評論 COMMENTARY

China Daily 
刊登日期:2013.06.04


Taken for a ride by the MTR fare adjustment mechanism

At long last, the MTR Corp (MTRC) and government have announced the amended upward and downward fare adjustment mechanism (FAM), which will take effect this month. Although the new mechanism has provided for rebate of profits and a ceiling on fare increases based on the fluctuation of the median of household incomes, the present review is considered to be negligibly minimal, with little real benefit to the masses. I find it most arbitrary and incomprehensible that the MTRC's spokesperson, in a recent media interview, deliberately differentiated the profits from MTRC's property development as an entirely separate concept from the profits arising from its fare adjustment.

For many years MTRC's property business brought about huge profits. Even though the profit was not as high last year, it was still above that forecast by the market. It's patent that the value of a site depends essentially on its location and accessibility. All sites above or adjacent to MTR stations invariably become prime sites, due to the benefit of the convenient and rapid linkage to various other places via the railway network. Undoubtedly, the shopping malls and residential developments in Tung Chung and Tseung Kwan O would not have attained their present values if they were not directly reachable by MTR.

More importantly, as Hong Kong's long-term public transport strategy is rail-based, with bus services as a supplement, the MTR will certainly continue to be the principal mode of public transport in the foreseeable future.
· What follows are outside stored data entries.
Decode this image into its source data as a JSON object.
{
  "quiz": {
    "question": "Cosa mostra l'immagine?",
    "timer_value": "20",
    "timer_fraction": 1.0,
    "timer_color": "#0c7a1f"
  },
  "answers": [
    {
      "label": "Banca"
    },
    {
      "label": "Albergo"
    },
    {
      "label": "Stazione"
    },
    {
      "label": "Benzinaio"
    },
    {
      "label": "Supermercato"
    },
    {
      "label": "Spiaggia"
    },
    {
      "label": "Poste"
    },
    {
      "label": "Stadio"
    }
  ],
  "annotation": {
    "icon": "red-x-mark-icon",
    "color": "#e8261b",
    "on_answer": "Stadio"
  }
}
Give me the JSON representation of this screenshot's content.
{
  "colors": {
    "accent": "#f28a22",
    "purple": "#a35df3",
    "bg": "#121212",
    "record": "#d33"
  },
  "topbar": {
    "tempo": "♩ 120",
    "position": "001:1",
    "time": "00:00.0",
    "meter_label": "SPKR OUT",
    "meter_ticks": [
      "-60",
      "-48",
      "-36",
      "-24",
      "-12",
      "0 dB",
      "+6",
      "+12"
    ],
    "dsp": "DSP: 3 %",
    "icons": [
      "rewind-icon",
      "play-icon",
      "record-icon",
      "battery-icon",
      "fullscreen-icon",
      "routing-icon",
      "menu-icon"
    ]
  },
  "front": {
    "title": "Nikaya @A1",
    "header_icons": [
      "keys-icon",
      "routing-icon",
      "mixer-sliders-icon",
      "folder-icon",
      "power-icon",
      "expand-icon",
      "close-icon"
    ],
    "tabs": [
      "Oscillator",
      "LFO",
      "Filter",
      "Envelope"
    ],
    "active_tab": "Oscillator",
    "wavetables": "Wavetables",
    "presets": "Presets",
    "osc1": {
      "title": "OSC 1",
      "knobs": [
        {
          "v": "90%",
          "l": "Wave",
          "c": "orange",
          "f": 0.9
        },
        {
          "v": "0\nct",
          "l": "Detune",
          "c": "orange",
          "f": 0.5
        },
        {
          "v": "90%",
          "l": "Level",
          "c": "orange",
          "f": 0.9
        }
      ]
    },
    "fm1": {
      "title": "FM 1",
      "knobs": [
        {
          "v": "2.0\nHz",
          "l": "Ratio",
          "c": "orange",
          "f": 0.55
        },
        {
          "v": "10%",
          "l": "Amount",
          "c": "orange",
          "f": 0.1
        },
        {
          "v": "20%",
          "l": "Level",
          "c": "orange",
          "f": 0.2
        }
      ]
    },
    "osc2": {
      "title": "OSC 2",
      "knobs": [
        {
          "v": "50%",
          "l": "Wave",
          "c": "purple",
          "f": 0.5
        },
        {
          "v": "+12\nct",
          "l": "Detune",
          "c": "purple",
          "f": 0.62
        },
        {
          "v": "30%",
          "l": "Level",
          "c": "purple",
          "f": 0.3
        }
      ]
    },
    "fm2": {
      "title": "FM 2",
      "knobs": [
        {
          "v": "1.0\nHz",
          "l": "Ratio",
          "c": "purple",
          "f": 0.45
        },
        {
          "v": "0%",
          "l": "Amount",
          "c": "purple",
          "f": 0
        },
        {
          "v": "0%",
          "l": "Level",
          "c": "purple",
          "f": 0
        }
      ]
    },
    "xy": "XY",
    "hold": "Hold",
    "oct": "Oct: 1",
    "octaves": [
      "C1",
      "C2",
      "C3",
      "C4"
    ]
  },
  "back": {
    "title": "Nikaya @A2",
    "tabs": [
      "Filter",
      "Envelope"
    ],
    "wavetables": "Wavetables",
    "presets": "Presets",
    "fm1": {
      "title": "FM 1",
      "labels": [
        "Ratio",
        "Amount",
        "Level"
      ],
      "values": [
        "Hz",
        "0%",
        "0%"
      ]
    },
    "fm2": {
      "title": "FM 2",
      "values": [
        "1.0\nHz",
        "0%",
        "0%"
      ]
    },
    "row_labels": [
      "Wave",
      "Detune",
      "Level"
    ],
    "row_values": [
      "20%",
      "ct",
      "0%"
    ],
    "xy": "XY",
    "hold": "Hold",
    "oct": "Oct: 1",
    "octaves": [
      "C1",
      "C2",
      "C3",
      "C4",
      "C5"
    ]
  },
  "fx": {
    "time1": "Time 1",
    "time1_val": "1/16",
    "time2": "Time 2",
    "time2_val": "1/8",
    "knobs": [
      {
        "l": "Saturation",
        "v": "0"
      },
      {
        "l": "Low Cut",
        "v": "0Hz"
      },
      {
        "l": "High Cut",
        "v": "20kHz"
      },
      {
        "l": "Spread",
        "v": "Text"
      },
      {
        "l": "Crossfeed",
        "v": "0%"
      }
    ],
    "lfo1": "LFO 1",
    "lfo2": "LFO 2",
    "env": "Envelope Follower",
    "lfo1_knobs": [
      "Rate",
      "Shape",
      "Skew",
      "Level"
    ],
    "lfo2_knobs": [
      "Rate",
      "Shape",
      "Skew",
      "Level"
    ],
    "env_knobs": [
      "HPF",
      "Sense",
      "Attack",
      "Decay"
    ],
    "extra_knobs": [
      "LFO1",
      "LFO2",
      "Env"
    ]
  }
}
It is estimated that by 2020, about 70 percent of our developed areas will be covered by the railway network. Increases in patronage and further improvement of the network would boost the rental incomes and profits of sales of MTRC's property developments even further. It is understandable that MTRC, as a listed company, needs to uphold its shareholdersbenefits. However, most investors would regard investing in MTRC as an investment in real estate more than an investment in a transport enterprise. While the enhancement in the property values depends on the convenience provided by the railway network, it would be reasonable to see that a small portion of the former profits be ploughed back to subsidize the operation of the transport service.

In terms of forms of rebates, although MTRC has all along provided certain fare concessions, the amount was negligibly low. Take last year as an example; the amount incurred on fare concessions was HK$150 million, which represented just less than 2 percent of the MTRC's total profits of HK$9.78 billion.

Although a "profit-sharing" mechanism is introduced under the new mechanism including the profits due to property development, in fact there are two restrictions on the enjoyment of the benefit: first, there is a cap of HK$250 million of profit for sharing; second, in the coming five years, the concession would mainly take the form of 0 percent discount on every second trip within the same day i.e. it is in effect an indirect sales-promotion tactic inducing consumers to ride the MTR more, ultimately benefiting the corporation itself.

MTRC has announced that the fare increase this year is 2.7 percent. Although it is undeniable that operating costs have increased due to inflation, the affordability of the masses is still an issue to be addressed since the Hong Kong government is a major shareholder of the corporation. Citizens find it difficult to accept such fare increases while the MTRC made a profit of more than HK$9 billion. I hope that the government would further improve the FAM before any possible escalation of the resentment in the community.

The author is a LegCo member for the architectural, surveying and planning sector.